The house sat on 3 acres. As I remember it, Highway 89 was our back property line. That would have been true for all the houses along Main Street. Besides the new garage, we had a barn and attached tool shed, two cows, and a zillion cats. People from Brigham City were always dropping off unwanted pets up on Highway 89 and Mom was always adopting them while she looked for new homes.

I started school right after we moved to Mantua. We were bused to Mountain View Elementary in Brigham City. There had been a school in Mantua itself. We sometimes went down to play in the playground there, but it had closed, I think, just the year before I started, so say 1960.

Two summers when we lived there, Daddy joined the volunteer fire crews fighting fires on the hills around Mantua. One was in the hills on the other side of 89, and the other was in the hills south of town.

I drove through Mantua probably about 1980 or 1981. The house was still there but almost hidden behind all the trees. Mom was always planting trees. Now (2019), looking at Google Street View, it looks like the garage has been connected to the house, the front porch torn off or substantially remodeled, and a big new addition on the north side. All the trees are gone.

I have many more memories of Mantua. I hope I will find time to write more about them someday.

More Information

  • Chasing Blue Sky, “Mantua “Little Valley” – Mantua, UT,” Waymarking.com, February 20, 2013, accessed October 22, 2019 https://www.waymarking.com/waymarks/WMGDZN_Mantua_Little_Valley_Mantua_UT
  • Josie Manwill, Brigham Young University, “Mantua’s Danish Heritage,” Intermountain Histories, accessed September 30, 2021, https://www.intermountainhistories.org/items/show/444 (love the church picture at the top of this page; such a familiar childhood memory)
  • Town of Mantua, “Mantua History,” August 29, 2014, accessed October 22, 2019, http://www.townofmantua.com/4952.html

Edited July 10, 2020 to remove dead link; Sept. 30, 2021 to add link.

Mabel (Eberle) Romish

Grandma Vivian Swanstrom’s best friend from nursing school, and maybe earlier, was Mabel Eberle. It was Mabel who went on the day trip to Rawlins on the day Grandma and Grandpa ended up getting married.

Over the years, in the back of my mind, I always kind of wondered what happened to Mabel. I thought she and Grandma must have had some kind of falling out, else she ought to have been still around somewhere when I was growing up.

But no. That wasn’t it at all. I decided a few weeks ago to see what I could find out. In our modern world of computerized databases she was easy enough to find: Mabel (Eberle) Romish. I had remembered only her maiden name. I knew but had forgotten she was Mabel Romish.

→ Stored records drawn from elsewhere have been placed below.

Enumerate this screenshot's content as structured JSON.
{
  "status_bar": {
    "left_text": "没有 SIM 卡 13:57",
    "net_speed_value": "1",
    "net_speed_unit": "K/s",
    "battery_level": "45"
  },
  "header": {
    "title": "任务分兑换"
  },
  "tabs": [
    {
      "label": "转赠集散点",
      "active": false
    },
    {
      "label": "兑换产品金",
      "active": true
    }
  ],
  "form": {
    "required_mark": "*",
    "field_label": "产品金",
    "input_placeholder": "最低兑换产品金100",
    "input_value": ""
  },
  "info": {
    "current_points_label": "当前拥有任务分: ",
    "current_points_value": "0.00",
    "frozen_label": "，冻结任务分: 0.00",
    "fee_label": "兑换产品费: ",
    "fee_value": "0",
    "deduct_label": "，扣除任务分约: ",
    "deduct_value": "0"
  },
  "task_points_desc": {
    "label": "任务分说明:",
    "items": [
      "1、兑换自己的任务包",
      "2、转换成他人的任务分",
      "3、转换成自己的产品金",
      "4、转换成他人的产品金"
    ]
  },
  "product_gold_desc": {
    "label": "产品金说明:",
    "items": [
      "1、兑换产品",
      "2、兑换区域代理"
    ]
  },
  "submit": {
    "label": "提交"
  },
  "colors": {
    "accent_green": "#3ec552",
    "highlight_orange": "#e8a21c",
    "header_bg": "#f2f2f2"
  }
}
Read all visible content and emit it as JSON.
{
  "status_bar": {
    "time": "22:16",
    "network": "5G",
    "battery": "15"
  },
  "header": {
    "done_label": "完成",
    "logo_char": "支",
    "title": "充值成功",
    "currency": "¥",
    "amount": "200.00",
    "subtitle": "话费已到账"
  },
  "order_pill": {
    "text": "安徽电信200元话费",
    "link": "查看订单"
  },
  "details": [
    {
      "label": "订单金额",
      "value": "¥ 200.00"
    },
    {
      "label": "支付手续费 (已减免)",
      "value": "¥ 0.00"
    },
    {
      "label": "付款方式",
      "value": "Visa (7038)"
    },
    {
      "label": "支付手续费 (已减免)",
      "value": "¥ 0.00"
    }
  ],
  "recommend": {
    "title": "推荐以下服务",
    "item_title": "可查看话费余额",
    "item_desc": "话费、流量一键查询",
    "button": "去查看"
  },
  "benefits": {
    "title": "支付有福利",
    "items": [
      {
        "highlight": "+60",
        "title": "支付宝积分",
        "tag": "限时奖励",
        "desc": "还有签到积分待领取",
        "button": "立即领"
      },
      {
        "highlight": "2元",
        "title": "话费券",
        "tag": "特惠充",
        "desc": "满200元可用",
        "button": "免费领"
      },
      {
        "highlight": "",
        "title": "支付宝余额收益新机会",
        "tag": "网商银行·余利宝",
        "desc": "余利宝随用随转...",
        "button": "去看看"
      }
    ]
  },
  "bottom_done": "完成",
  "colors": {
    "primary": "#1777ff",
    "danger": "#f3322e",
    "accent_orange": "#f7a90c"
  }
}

Mabel was born in 1898, so she was three years older than Grandma. She graduated from nurses’ training in 1928, the year after Grandma. I think*. I’ll have to look it up. The way I remember the story, at Grandma’s graduation Grandma looked out at the audience and saw Harry Swanstrom, whom Grandma knew from childhood. He had just come home that day from his time in the army, and was sitting with his mother Josephine who was Grandma’s landlady. Grandma later married him, on a dare from Mabel. The three of them had taken Grandma’s brand new DeSoto Roadster (yellow with red wheels) to Rawlins for the day. So, that would be 1927.

Mabel died suddenly of a heart attack in 1939, when Mom was three. And that’s why I never met her. The story reminds me what a private person Grandma was. She would mention Mabel in passing, for example in stories about rock hunting, but never once did she tell the story about Mabel’s death.


* My sense of the chronology here must be mistaken. Grandpa Swanstrom enlisted on 23 Dec. 1921, served in the Philippines, and was discharged on 22 Dec. 1924. If indeed he appeared at Grandma’s graduation on his first day home, she must have graduated in 1924 or perhaps, more likely, in the spring of 1925.

Updated May 17, 2020 to add link. Updated May 23, 2020 to add note about the chronology.